Oscar-winning filmmaker John Korty died at his home in Point Reyes Station. He was 85.
Mr. Korty died March 9. He was known for his independent films, many made in Marin during the rise of the Bay Area filmmaking scene known as the “New Hollywood.”
Mr. Korty moved to California in the 1960s. His independent film “Crazy Quilt,” released in 1966, won critical acclaim and drew young filmmakers George Lucas and Francis Ford Coppola to Northern California to visit Mr. Korty’s Stinson Beach studio. Mr. Korty later established a studio that operated for 20 years in Mill Valley.
Mr. Korty projects included television films such as “Go Ask Alice” and ”The Autobiography of Miss Jane Pittman,” for which he won an Emmy award for direction and a Directors Guild of America award. His animated shorts were featured on episodes of “Sesame Street.”
Mr.
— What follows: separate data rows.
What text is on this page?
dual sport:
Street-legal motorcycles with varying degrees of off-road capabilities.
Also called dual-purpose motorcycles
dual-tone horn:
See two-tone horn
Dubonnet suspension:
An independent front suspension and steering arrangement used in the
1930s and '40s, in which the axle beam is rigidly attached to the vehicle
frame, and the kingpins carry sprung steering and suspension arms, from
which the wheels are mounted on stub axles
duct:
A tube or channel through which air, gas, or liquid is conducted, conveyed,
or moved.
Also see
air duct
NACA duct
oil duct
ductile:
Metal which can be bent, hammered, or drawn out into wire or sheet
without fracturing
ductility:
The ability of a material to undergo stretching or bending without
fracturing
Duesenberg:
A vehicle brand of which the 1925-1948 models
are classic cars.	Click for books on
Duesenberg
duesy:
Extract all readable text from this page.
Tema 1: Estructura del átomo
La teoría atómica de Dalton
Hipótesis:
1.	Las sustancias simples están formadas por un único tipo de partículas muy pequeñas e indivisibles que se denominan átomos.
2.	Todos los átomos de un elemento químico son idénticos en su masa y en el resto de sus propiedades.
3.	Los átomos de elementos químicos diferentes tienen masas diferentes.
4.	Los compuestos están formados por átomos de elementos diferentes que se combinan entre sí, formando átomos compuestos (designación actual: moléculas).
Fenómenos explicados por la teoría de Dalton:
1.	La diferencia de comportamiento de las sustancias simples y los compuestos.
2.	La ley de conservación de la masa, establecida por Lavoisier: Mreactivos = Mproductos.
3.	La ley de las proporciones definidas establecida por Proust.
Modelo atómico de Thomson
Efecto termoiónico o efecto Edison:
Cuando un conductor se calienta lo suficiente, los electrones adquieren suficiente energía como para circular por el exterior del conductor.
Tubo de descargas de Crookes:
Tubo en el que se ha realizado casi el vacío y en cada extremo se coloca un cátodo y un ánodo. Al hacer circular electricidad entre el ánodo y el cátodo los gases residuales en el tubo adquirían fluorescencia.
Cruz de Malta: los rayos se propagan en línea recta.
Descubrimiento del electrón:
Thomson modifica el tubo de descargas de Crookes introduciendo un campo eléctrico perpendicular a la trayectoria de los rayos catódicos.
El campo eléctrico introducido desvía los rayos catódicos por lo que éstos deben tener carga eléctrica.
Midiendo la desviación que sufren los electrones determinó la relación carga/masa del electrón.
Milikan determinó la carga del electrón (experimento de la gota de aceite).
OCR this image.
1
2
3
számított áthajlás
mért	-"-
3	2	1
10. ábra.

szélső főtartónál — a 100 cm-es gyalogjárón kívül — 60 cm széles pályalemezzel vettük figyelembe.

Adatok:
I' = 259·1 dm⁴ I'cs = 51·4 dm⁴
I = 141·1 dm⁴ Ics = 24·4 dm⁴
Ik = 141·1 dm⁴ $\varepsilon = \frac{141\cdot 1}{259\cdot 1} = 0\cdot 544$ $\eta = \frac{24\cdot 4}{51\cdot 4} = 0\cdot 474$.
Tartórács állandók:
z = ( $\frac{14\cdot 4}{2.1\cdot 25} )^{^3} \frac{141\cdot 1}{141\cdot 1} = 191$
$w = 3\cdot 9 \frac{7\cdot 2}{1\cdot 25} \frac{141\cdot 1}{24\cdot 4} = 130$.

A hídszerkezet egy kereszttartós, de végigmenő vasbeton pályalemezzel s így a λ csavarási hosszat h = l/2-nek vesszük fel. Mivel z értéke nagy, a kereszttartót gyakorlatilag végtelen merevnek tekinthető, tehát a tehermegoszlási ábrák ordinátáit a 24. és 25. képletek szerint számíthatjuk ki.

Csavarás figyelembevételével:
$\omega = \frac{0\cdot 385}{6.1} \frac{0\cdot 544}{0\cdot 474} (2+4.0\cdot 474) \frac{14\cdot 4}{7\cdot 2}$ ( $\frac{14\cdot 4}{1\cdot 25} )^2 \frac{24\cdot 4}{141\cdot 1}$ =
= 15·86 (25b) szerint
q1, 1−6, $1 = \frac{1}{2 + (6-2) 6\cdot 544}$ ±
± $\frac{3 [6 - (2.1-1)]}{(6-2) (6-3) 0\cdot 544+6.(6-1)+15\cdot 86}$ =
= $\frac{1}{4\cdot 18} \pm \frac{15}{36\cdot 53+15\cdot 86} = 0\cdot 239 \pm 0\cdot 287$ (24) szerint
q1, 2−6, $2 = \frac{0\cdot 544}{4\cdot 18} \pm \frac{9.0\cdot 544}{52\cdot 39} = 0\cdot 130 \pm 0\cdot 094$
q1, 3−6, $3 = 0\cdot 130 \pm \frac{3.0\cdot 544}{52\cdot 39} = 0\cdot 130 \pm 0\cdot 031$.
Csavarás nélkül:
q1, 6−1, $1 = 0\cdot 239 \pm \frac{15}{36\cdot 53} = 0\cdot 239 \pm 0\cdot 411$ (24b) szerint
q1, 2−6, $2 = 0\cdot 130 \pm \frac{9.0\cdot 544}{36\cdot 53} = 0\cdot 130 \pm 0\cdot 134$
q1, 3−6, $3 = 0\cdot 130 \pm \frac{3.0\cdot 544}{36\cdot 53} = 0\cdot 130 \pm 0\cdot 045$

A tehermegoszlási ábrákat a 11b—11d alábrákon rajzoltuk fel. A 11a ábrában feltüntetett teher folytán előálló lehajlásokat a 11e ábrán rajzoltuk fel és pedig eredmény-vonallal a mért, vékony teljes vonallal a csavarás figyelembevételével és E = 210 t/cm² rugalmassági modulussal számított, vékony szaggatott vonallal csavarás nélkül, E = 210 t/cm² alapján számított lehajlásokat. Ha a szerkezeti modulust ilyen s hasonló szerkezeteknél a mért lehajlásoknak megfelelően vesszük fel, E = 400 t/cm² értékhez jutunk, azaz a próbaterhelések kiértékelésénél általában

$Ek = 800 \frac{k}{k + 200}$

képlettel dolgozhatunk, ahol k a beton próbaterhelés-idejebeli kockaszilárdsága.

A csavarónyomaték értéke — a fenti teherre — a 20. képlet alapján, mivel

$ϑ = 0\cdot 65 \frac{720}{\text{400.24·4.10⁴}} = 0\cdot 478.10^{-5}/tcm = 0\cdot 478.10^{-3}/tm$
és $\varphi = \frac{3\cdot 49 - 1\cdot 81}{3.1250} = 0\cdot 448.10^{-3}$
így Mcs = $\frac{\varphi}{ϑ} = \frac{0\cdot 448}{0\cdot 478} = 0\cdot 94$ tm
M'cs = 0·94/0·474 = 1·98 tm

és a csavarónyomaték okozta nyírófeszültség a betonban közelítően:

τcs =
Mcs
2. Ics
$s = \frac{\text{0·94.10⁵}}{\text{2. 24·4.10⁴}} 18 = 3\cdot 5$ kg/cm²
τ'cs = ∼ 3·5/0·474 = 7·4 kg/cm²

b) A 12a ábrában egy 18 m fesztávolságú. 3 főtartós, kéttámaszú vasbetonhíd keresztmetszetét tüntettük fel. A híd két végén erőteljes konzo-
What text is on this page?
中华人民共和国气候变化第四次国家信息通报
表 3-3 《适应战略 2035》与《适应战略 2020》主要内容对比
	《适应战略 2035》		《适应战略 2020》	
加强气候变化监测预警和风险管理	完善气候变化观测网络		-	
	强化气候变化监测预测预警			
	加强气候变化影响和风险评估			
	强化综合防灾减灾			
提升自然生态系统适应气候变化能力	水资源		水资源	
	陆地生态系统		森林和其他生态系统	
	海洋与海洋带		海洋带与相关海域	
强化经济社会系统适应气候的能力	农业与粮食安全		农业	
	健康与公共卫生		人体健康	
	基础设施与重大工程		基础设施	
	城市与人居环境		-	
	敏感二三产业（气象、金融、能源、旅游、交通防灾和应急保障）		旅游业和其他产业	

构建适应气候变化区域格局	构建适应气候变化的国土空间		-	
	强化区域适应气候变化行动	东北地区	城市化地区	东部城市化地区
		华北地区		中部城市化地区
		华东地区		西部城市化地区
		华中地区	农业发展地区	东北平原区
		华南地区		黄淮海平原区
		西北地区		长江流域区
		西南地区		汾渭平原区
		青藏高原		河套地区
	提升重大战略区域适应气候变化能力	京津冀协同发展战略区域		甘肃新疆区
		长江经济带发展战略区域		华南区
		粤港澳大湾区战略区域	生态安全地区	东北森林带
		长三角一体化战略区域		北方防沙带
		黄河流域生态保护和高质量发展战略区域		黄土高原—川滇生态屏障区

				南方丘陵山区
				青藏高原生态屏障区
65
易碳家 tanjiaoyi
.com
Korty won an Oscar alongside Dan McCann and Warren L. Lockhart, and an Emmy for outstanding individual achievement for an informational program, for the documentary film “Who Are the DeBolts? And Where Did They Get Nineteen Kids?” released in 1977.
He was described by the film critic Leonard Maltin as “a principled filmmaker who has worked both outside and within the mainstream, attempting to find projects that support his humanistic beliefs.”
Mill Valley Film Festival Executive Director Mark Fishkin called Mr. Korty “a terrific gentleman, and an accomplished filmmaker in almost every genre.”
“John was clearly the impetus of a new generation of filmmakers that came to San Francisco,” Fishkin said.
In an interview reflecting on his body of work in 2011, Mr. Korty said “I like variety. I like to go from comedy to serious films to animation.
”To me, my work is a kind of vacation, and I don’t like to go to the same place over and over again,” he said.
Mr. Korty was born in Lafayette, Indiana and attended Antioch College in Ohio. He lived in Point Reyes Station for the last 30 years of his life.
He is survived by his wife Jane Sylvia, three children Jonathan, David and Gabriel Korty and siblings Doug and Nancy Korty.
In his spare time, Mr. Korty would row a boat in Tomales Bay. Before he died, he was still putting together local films he never finished, Jane Sylvia said.
“He loved the town of Point Reyes Station, and he was really happy living in this community,” she said.
Gabriel Korty remembered his father’s interest in human rights and connections, his ability as a parent and love for West Marin.
”He was very committed to his work,” he said. “He was kind of forward thinking, and creative from such an early age … ahead of his time in many ways.”